Everett Golson’s academic suspension, Wes Lunt’s limited transfer options, and the continued institutional bumbling that is O’Bannon v. NCAA are three offseason stories that don’t seem to have anything to do with one another. Scratch that – they don’t have anything to do with one another. But what if that changes?
Which is to say: if the NCAA loses or settles the O’Bannon case and players start seeing some cut of the action (an outcome I’d welcome), how does that change the tone of stories like Golson’s and Lunt’s? Right now, Mike Gundy looks like a control freak and Lunt the victim. Does that change if Lunt’s received a potentially significant amount of money from Oklahoma State? Paying student-athletes potentially means we stop comparing them to other students in scenarios like a transfer and start thinking of them as something else: employees. A coach telling an unpaid athlete where he can and can’t leave for seems pretty plainly unfair. A boss telling an employee with insider knowledge where he can and can’t work next? That’s a little hazier.

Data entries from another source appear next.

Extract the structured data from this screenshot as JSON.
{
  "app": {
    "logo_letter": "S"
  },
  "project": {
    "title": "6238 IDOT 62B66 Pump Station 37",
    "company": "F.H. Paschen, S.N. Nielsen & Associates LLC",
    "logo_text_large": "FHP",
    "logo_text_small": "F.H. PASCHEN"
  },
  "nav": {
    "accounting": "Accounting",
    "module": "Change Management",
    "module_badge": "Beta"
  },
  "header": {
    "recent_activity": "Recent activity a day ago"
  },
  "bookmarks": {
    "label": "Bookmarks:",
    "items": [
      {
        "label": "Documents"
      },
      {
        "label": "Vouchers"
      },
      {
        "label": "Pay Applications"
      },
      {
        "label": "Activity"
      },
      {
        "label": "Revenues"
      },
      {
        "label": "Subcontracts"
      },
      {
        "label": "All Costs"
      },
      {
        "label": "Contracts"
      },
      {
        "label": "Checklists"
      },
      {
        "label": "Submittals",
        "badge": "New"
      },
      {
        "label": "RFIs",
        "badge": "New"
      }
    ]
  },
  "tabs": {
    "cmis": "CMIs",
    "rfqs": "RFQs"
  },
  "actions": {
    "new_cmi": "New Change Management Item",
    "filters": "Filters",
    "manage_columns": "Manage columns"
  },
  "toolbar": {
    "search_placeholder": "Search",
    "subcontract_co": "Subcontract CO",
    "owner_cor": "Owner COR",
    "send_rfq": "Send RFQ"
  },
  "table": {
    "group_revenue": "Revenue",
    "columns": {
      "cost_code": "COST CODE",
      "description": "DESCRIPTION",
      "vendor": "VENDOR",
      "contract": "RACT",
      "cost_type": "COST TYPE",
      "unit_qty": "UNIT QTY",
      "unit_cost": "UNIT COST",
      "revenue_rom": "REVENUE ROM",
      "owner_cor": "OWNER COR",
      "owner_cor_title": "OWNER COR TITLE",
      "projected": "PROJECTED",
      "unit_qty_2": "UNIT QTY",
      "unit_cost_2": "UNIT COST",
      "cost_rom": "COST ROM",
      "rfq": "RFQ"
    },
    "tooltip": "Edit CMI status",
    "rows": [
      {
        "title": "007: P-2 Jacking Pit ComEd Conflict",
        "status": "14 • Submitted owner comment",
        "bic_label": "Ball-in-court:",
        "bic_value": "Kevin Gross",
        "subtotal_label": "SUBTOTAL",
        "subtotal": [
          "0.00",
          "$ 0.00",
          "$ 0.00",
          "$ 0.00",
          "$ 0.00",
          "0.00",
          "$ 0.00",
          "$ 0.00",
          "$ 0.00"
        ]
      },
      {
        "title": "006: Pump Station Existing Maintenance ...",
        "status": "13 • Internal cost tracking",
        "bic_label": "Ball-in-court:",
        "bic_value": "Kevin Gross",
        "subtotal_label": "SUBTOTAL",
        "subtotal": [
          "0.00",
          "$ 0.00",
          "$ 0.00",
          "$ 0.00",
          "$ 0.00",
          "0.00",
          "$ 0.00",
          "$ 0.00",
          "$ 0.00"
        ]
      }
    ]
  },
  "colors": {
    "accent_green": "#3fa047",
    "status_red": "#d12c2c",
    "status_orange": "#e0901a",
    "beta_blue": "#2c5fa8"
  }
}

And, in Golson’s case, how do we address a potentially lengthy suspension for non-criminal behavior when that punishment is being visited on someone who’s job really isn’t to be in school first and foremost? (Please note: I don’t think academics are the first priority for student-athletes in the present system, but paying players makes that a little more front and center.) Is preventing Golson from playing for Notre Dame – and collecting the pay that goes with that – unnecessarily adhering to a meaningless fiction? Or does the threat of missing time and money become a perversely necessary incentive for athletes to maintain their grades?
The potential danger is that by focusing so single-mindedly on compensation as the primary injustice of college athletics, we risk justifying every non-compensation related power imbalance if and when players do start getting paid. Long term injury becomes a bargained-for risk. Shepherding players into and through school who aren’t getting anywhere near the full academic value of a college degree becomes an acceptable cost of business. If this sounds unlikely to you, consider how quickly “BUT THEY GET PAID A LOT TO PLAY A GAME” gets trotted out anytime professional athletes try to negotiate for better working conditions.
I don’t know how the Lunt and Golson stores are different, or how a whole host of issues – greyshirting, scholarship limits, walk-on players – change if amateurism comes to an end. At present, once an athlete signs his letter of intent, the balance of power is decidedly shifted against him for the rest of his college career. The question is, does making players more like employees shift that power structure, or solidify it?